Austria will find itself in the center of the European Union when the bloc takes in 10 new members in May 2004 and is poised to benefit more from enlargement in terms of investment and exports than almost any of the 15 current EU members.
Chancellor Wolfgang Schuessel, a conservative and pro-Europe politician, has been driving this message home for months.
"We will go from sitting on the cusp of Europe to being at its very heart. Nobody will benefit more from enlargement," he said.
But economists say Austria has already been reaping the benefits of the EU's historic eastward expansion for several years.
"The opening up of the eastern countries has for about 12 years been raising Austria's gross domestic product by 0.2 percent per year, and that is a lot," Fritz Breuss of the Institute for Economic Research (WIFO) in Vienna, said.
Breuss said Austria exported more products to the former communist countries than it imported from them, and this was the main reason for the increase in economic growth.
Also, it was "thanks to Eastern Europe" that Austria in 2002 managed to have a trade surplus of 316 million euros, the first in its history.
The Alpine state, which has a population of 8 million, is a big exporter of industrial equipment, which is in high demand in Central Europe as companies replace the obsolete machinery they inherited from the communist era.
Curiously, Austria boasts no company of world renown but has managed to survive and prosper in the shadow of the industrial giant Germany, which is by far its biggest export market and main source of tourism.
Since 1998, Austria's per capita GDP has been consistently higher than that of Germany, which suffered as a result of the reunification of the country after the fall of the Iron Curtain.
In 2001, it was one of the highest in Europe at $28,600, according to the Paris-based Organization for Economic Cooperation and Development.
The country's unemployment rate is 4.3 percent.
As a neighbor of Slovenia, Hungary, the Czech Republic and Slovakia, Austria is trying to cash in on these smaller economies in transition, which are growing at twice the average rate of EU countries.
It is the biggest investor in Slovenia and Croatia, accounting for respectively 45 percent and 30 percent of their direct investment, and the third-biggest investor in Hungary, the Czech Republic and Slovakia, according to the Austrian Statistics Institute.
Austria's Erste Bank has taken only five years to build one of the biggest finance networks in Central Europe, cornering about 30 percent of the Czech market, 12 percent of the Croat market and 5 percent each of the Slovak and Hungarian markets.
Erste Bank boss Andreas Treichl said he considered these countries along with Austria as "our domestic market."

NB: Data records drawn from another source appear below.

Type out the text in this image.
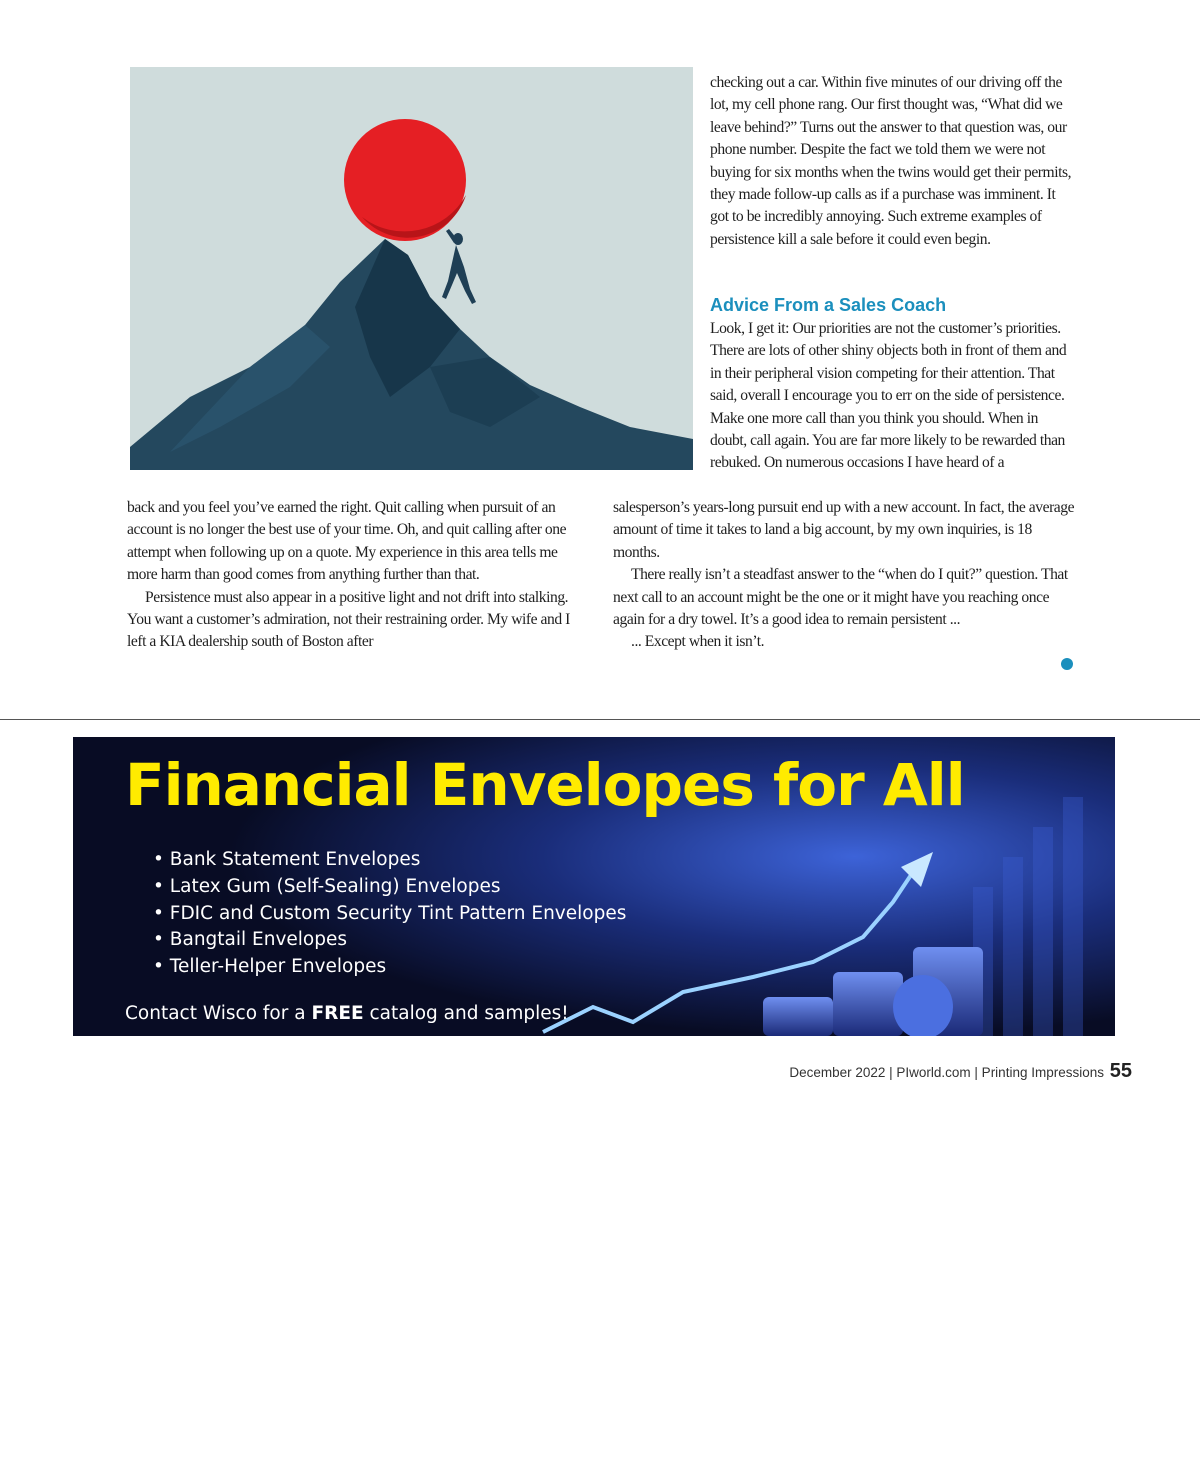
checking out a car. Within five minutes of our driving off the lot, my cell phone rang. Our first thought was, “What did we leave behind?” Turns out the answer to that question was, our phone number. Despite the fact we told them we were not buying for six months when the twins would get their permits, they made follow-up calls as if a purchase was imminent. It got to be incredibly annoying. Such extreme examples of persistence kill a sale before it could even begin.

Advice From a Sales Coach

Look, I get it: Our priorities are not the customer’s priorities. There are lots of other shiny objects both in front of them and in their peripheral vision competing for their attention. That said, overall I encourage you to err on the side of persistence. Make one more call than you think you should. When in doubt, call again. You are far more likely to be rewarded than rebuked. On numerous occasions I have heard of a

back and you feel you’ve earned the right. Quit calling when pursuit of an account is no longer the best use of your time. Oh, and quit calling after one attempt when following up on a quote. My experience in this area tells me more harm than good comes from anything further than that.

Persistence must also appear in a positive light and not drift into stalking. You want a customer’s admiration, not their restraining order. My wife and I left a KIA dealership south of Boston after

salesperson’s years-long pursuit end up with a new account. In fact, the average amount of time it takes to land a big account, by my own inquiries, is 18 months.

There really isn’t a steadfast answer to the “when do I quit?” question. That next call to an account might be the one or it might have you reaching once again for a dry towel. It’s a good idea to remain persistent ...

... Except when it isn’t.

Financial Envelopes for All
• Bank Statement Envelopes
• Latex Gum (Self-Sealing) Envelopes
• FDIC and Custom Security Tint Pattern Envelopes
• Bangtail Envelopes
• Teller-Helper Envelopes

Contact Wisco for a FREE catalog and samples!

December 2022 | PIworld.com | Printing Impressions 55
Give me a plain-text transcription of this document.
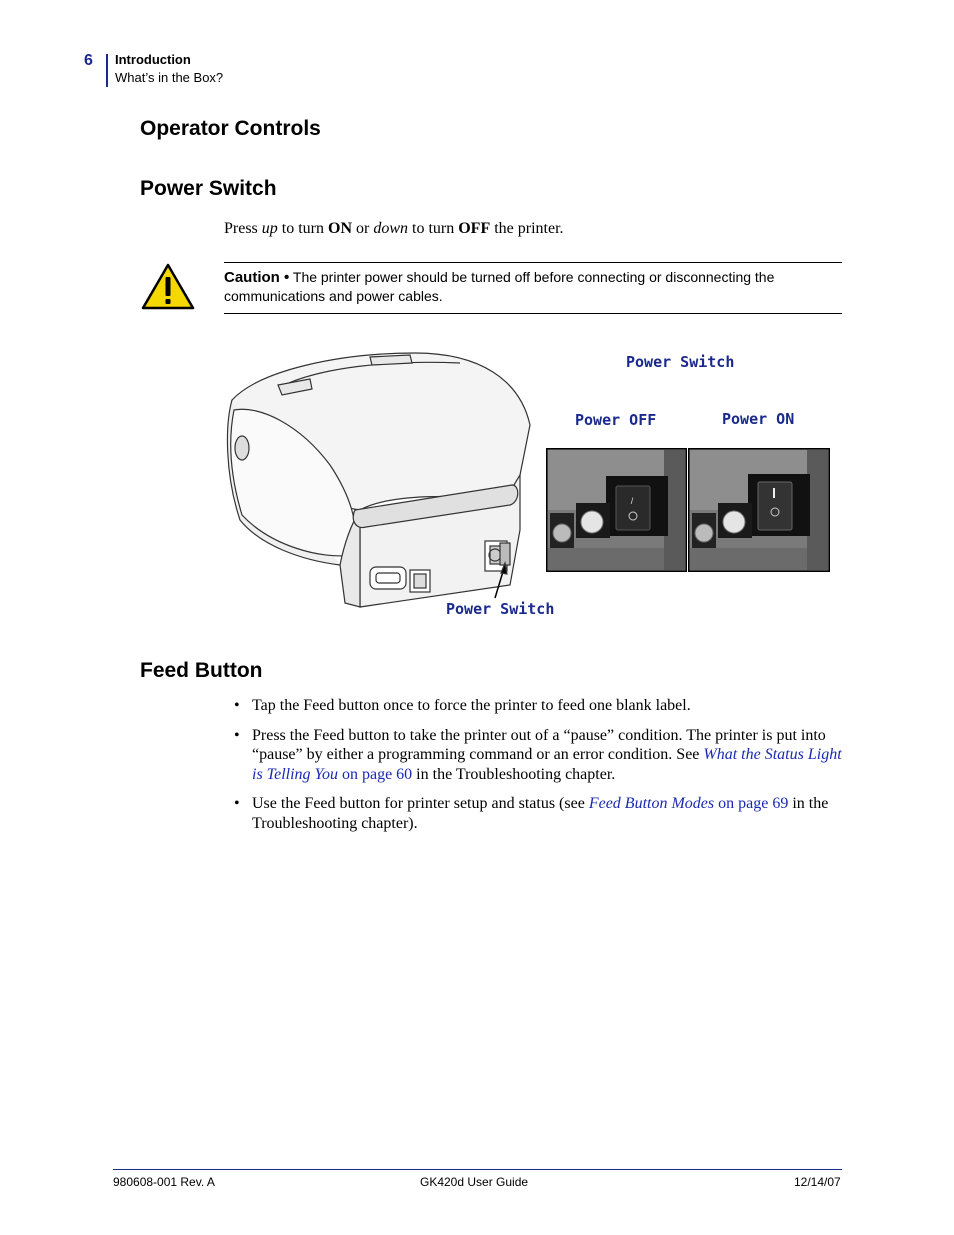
6 Introduction
What’s in the Box?
Operator Controls
Power Switch
Press up to turn ON or down to turn OFF the printer.
Caution • The printer power should be turned off before connecting or disconnecting the communications and power cables.
Power Switch
Power OFF	Power ON
Power Switch
/
Feed Button
• Tap the Feed button once to force the printer to feed one blank label.
• Press the Feed button to take the printer out of a “pause” condition. The printer is put into “pause” by either a programming command or an error condition. See What the Status Light is Telling You on page 60 in the Troubleshooting chapter.
• Use the Feed button for printer setup and status (see Feed Button Modes on page 69 in the Troubleshooting chapter).
980608-001 Rev. A	GK420d User Guide	12/14/07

Erste Bank economist Thomas Karall said, "Austrian companies are firmly entrenched in Central Europe, notably in the industrial, building, energy and food and agriculture sectors, where they have found room for growth and profits."
But Austria is also attracting foreign companies that are drawn by its closeness to the new markets of the old Eastern bloc.
"More than 1,000 international companies have established their headquarters for Central Europe in Austria," the Austrian agency for promoting investment said.
Breuss said he believed the "enlargement effect" would taper down in coming years so that it contributes 0.1 percent of economic growth.
"The explosion of economic activity that followed the opening of the countries to the east is already behind us, but the competition that comes with being at the heart of a big market is going to continue to boost growth."